Meeting of the Parliament 19 February 2026 [Draft]
I am grateful to have the opportunity to debate the motion, and I thank Alexander Burnett for bringing it to the chamber. However, there is something quite ironic about the subject of the debate, and I will not shy away from calling that out.
We cannot let the Conservatives off the hook for their record or for what is happening locally. Over the past decade and a half, they had ample opportunity to do something about the situation, and they chose not to. In fact, they chose to do the opposite. Conservative politicians have a track record of voting for public spending cuts. That is on the public record. That is the ideology of Conservatism. The Conservatives cannot spend years squeezing the state and demanding tax cuts for millionaires and then call for a bigger share of a pot that, through their design, is smaller.

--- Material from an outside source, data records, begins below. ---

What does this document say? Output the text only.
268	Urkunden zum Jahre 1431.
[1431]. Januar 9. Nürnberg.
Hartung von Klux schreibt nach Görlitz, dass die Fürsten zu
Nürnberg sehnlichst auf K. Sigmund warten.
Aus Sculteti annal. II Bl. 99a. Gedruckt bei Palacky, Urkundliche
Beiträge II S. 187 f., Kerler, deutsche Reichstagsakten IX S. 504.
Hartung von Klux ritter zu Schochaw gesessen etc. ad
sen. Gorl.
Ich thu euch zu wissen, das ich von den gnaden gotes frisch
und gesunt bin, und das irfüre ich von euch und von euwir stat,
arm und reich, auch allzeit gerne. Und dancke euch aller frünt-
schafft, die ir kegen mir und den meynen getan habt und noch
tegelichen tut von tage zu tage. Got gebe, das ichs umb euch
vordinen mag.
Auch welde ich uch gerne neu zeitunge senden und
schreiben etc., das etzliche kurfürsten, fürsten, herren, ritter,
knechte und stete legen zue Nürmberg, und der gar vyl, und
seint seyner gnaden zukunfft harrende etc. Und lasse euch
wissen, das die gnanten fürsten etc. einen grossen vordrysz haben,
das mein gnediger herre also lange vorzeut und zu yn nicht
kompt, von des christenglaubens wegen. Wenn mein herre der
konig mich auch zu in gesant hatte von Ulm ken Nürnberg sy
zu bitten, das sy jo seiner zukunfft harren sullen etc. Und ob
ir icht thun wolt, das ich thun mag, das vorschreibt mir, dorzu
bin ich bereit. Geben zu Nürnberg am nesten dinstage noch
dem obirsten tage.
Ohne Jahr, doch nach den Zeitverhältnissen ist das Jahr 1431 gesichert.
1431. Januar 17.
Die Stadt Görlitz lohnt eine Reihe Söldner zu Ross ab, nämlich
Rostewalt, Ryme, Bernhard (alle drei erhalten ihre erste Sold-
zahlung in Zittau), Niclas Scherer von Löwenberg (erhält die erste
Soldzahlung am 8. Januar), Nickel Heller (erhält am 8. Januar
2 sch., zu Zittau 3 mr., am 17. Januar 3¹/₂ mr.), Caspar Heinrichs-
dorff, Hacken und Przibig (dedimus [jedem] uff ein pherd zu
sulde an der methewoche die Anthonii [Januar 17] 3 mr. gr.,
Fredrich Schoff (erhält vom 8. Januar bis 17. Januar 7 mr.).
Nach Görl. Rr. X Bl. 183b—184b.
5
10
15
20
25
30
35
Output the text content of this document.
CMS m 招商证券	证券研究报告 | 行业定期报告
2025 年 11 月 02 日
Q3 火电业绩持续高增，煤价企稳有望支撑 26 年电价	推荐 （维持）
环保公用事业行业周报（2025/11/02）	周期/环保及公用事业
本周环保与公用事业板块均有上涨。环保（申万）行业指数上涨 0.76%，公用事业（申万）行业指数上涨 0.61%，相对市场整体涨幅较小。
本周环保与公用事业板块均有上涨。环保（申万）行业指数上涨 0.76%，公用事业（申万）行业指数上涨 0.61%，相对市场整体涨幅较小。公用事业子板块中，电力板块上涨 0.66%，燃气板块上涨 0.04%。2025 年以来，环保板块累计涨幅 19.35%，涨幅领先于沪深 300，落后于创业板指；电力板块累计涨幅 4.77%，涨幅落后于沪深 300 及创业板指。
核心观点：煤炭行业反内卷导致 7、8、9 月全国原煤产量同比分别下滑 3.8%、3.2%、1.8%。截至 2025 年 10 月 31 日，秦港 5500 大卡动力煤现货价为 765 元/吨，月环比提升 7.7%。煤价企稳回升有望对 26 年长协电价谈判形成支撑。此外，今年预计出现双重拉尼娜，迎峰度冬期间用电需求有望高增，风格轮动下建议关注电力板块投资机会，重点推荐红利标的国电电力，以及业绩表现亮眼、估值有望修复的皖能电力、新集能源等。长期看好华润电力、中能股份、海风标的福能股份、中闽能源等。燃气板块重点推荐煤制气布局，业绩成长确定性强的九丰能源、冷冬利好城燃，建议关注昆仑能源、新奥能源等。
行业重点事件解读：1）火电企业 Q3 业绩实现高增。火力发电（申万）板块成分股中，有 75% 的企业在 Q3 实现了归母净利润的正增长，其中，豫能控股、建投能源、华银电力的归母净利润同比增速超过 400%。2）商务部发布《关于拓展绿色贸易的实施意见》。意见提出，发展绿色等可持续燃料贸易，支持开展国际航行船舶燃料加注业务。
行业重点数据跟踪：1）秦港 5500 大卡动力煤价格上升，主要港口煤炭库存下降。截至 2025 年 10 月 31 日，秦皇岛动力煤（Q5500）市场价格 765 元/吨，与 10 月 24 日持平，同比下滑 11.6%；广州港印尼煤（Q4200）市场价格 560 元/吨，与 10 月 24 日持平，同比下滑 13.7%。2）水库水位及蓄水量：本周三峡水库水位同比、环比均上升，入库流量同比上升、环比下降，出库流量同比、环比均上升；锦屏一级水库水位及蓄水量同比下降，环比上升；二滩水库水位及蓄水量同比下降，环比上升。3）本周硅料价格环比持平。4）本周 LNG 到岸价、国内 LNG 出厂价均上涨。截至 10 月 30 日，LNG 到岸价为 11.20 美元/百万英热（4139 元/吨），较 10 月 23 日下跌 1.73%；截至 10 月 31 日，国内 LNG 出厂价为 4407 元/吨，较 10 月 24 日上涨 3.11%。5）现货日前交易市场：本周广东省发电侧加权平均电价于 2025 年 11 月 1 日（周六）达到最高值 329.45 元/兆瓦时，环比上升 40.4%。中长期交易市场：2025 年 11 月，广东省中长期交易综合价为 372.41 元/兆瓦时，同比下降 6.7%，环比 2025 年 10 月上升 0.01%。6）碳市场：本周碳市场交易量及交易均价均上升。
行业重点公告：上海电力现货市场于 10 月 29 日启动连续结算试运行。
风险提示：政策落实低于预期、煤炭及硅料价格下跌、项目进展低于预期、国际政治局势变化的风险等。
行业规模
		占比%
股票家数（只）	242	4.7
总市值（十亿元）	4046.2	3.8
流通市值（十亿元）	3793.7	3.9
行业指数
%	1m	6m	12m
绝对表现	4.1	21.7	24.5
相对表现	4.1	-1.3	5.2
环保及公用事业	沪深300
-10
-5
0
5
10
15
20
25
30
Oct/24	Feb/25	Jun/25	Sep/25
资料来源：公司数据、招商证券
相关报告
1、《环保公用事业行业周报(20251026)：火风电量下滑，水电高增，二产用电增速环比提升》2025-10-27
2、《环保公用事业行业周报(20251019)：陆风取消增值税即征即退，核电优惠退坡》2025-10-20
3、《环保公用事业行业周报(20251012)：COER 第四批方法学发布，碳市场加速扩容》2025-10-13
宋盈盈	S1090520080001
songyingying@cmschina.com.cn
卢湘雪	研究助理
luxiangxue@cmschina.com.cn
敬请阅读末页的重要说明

Let us say the quiet part out loud: public services did not get stretched by accident. They have been systematically squeezed for years by UK austerity. People at home do not need MSPs to explain what pressure looks like. They feel it in their everyday lives, and I see it reflected in my casework.
I agree that rurality, distance, harsh weather and an ageing population mean that it costs more to deliver services in Aberdeenshire, and Brexit has caused a serious labour shortage. That is why the Scottish Government has ensured that local government funding in Scotland is at record levels. Councils will receive almost £15.7 billion in the upcoming budget, and that matters. I am not saying that that will solve everything, but it cuts clean through the idea that the Scottish Government is simply not putting money into local services.
There are two issues that we need to bear in mind: first, how the pot is shared out through COSLA’s distribution process; and, secondly, what happens after that. Councils choose priorities locally, and that local accountability matters. Councillors are democratically elected to make those decisions. What the motion tries to glide past is the fact that Aberdeenshire’s budget choices are made by the Tory council administration—it is those councillors who decide what is protected and what is cut. However, time and again, we see the same trick: local cuts are made, and then the Conservatives point to Holyrood and say, “It’s not our fault.”
There were alternatives. In Aberdeenshire, for example, the SNP council group put forward a different budget proposal and priorities to reduce the damage, but those options were rejected. People deserve to know that, because it means that some of what we are seeing was a choice and was not fate.
I will make a constructive call: when Aberdeenshire councillors set their budget later this month, I ask members on the Conservative benches to speak to their colleagues, asking them to work with the SNP council group and across parties to protect the most vulnerable. They must stop the blame game and do the hard work that it takes to get consensus for the benefit of the community. When cuts hit disability day services, that is not an abstract saving line, because families are left carrying the weight on their own. If we truly care about the ageing population, we cannot ignore the people who need support now or the carers who are already at breaking point. If Conservative members genuinely want a way forward, there it is.
We were promised the broad shoulders of the UK, but people in my communities do not feel at all upheld by UK broad shoulders. Instead, they feel weighed down by decisions that have been made elsewhere. Scotland can do better than this. With full powers in our hands—the hands of an independent Scotland—we can keep more resources here and invest in our public services in a way that people deserve.
The motion for debate is spin, dressed up as concern. My constituents deserve honesty and real solutions, and that is what I am offering today.